Cream together the butter and granulated sugar until light in color and fluffy in texture. This will take about 2 minutes.
1 1/2 cups salted butter, softened, 1 1/2 cups granulated sugar
Scrape the sides of the bowl, add in the eggs and cake batter flavoring. Mix until incorporated.
3 eggs, 1 1/2 tsp cake batter flavoring
Next, add flour and baking powder and mix until a soft dough forms.
4 1/2 cups all-purpose flour, 3 tsp baking powder
Add the crushed Oreos and mix just long enough to spread throughout the dough.
20 cookies and cream cookies, crushed
Take small dollops (heaping Tbsp) of marshmallow fluff (half of a 7 oz. container) and drop in the mixer one at a time and gently mix after adding each dollop. Do not overmix, you want ribbons of marshmallow in the dough.
3.5 oz marshmallow fluff (half of a 7 oz container)
Scoop out your dough using a #12 scoop and flatten slightly into a thick puck shape (about 3/4” thick).
Arrange 6 cookies on your prepared baking sheet and bake at 350° F for 12-15 minutes, or until the cookies no longer look wet and glossy.
Allow the cookies to cool slightly on the cookie sheet, then transfer to a cooling rack to finish cooling to room temp.
While your cookies are cooling, make the buttercream by creaming the butter until smooth.
3/4 salted butter, softened
Add the powdered sugar and 2 Tbsp of heavy cream and mix, adding more heavy cream if needed to get the frosting to a pipeable consistency.
4 1/4 cups powdered sugar, 2-4 Tbsp heavy cream
Remove approximately 1/4 of the frosting and place it in a mixing bowl.
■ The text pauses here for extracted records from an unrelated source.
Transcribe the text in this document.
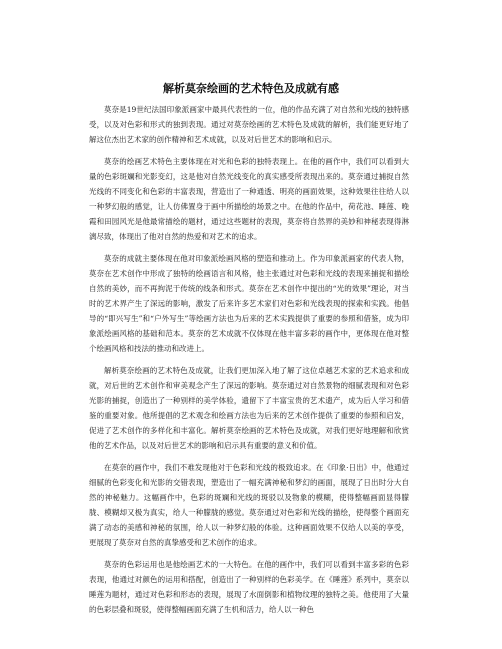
解析莫奈绘画的艺术特色及成就有感

莫奈是19世纪法国印象派画家中最具代表性的一位，他的作品充满了对自然和光线的独特感受，以及对色彩和形式的独到表现。通过对莫奈绘画的艺术特色及成就的解析，我们能更好地了解这位杰出艺术家的创作精神和艺术成就，以及对后世艺术的影响和启示。

莫奈的绘画艺术特色主要体现在对光和色彩的独特表现上。在他的画作中，我们可以看到大量的色彩斑斓和光影变幻，这是他对自然光线变化的真实感受所表现出来的。莫奈通过捕捉自然光线的不同变化和色彩的丰富表现，营造出了一种通透、明亮的画面效果，这种效果往往给人以一种梦幻般的感觉，让人仿佛置身于画中所描绘的场景之中。在他的作品中，荷花池、睡莲、晚霞和田园风光是他最常描绘的题材，通过这些题材的表现，莫奈将自然界的美妙和神秘表现得淋漓尽致，体现出了他对自然的热爱和对艺术的追求。

莫奈的成就主要体现在他对印象派绘画风格的塑造和推动上。作为印象派画家的代表人物，莫奈在艺术创作中形成了独特的绘画语言和风格，他主张通过对色彩和光线的表现来捕捉和描绘自然的美妙，而不再拘泥于传统的线条和形式。莫奈在艺术创作中提出的“光的效果”理论，对当时的艺术界产生了深远的影响，激发了后来许多艺术家们对色彩和光线表现的探索和实践。他倡导的“即兴写生”和“户外写生”等绘画方法也为后来的艺术实践提供了重要的参照和借鉴，成为印象派绘画风格的基础和范本。莫奈的艺术成就不仅体现在他丰富多彩的画作中，更体现在他对整个绘画风格和技法的推动和改进上。

解析莫奈绘画的艺术特色及成就，让我们更加深入地了解了这位卓越艺术家的艺术追求和成就，对后世的艺术创作和审美观念产生了深远的影响。莫奈通过对自然景物的细腻表现和对色彩光影的捕捉，创造出了一种别样的美学体验，遗留下了丰富宝贵的艺术遗产，成为后人学习和借鉴的重要对象。他所提倡的艺术观念和绘画方法也为后来的艺术创作提供了重要的参照和启发，促进了艺术创作的多样化和丰富化。解析莫奈绘画的艺术特色及成就，对我们更好地理解和欣赏他的艺术作品，以及对后世艺术的影响和启示具有重要的意义和价值。

在莫奈的画作中，我们不难发现他对于色彩和光线的极致追求。在《印象·日出》中，他通过细腻的色彩变化和光影的交错表现，塑造出了一幅充满神秘和梦幻的画面，展现了日出时分大自然的神秘魅力。这幅画作中，色彩的斑斓和光线的斑驳以及物象的模糊，使得整幅画面显得朦胧、模糊却又极为真实，给人一种朦胧的感觉。莫奈通过对色彩和光线的描绘，使得整个画面充满了动态的美感和神秘的氛围，给人以一种梦幻般的体验。这种画面效果不仅给人以美的享受，更展现了莫奈对自然的真挚感受和艺术创作的追求。

莫奈的色彩运用也是他绘画艺术的一大特色。在他的画作中，我们可以看到丰富多彩的色彩表现，他通过对颜色的运用和搭配，创造出了一种别样的色彩美学。在《睡莲》系列中，莫奈以睡莲为题材，通过对色彩和形态的表现，展现了水面倒影和植物纹理的独特之美。他使用了大量的色彩层叠和斑驳，使得整幅画面充满了生机和活力，给人以一种色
Add in the marshmallow fluff (other half of the 7 oz container) and mix by hand until smooth. Set aside.
3.5 oz marshmallow fluff (other half of your 7 oz container)
With the remaining 3/4 of frosting still in your mixer, add cake batter flavoring and blue gel food coloring until desired color is reached (you need very little gel!).
3/4 tsp cake batter flavoring, Blue gel food coloring
Whip for 2-3 minutes until nice and fluffy.
Place a piping bag with a large round tip in a tall glass for easy filling.Take the white marshmallow frosting and spoon it into one half of the piping bag (we want the two colors side by side, not on top of one another). If you scrape your spoon on the inside of the cup it helps keep it to one side. Repeat with the blue frosting on the other side of the bag.
Pipe frosting in a swirling motion on top of each cookie.
Add crushed cookies and cream cookies on top and serve.
10 cookies and cream cookies, crushed for garnish
Store in an airtight container on the counter for up to 3 days. Enjoy!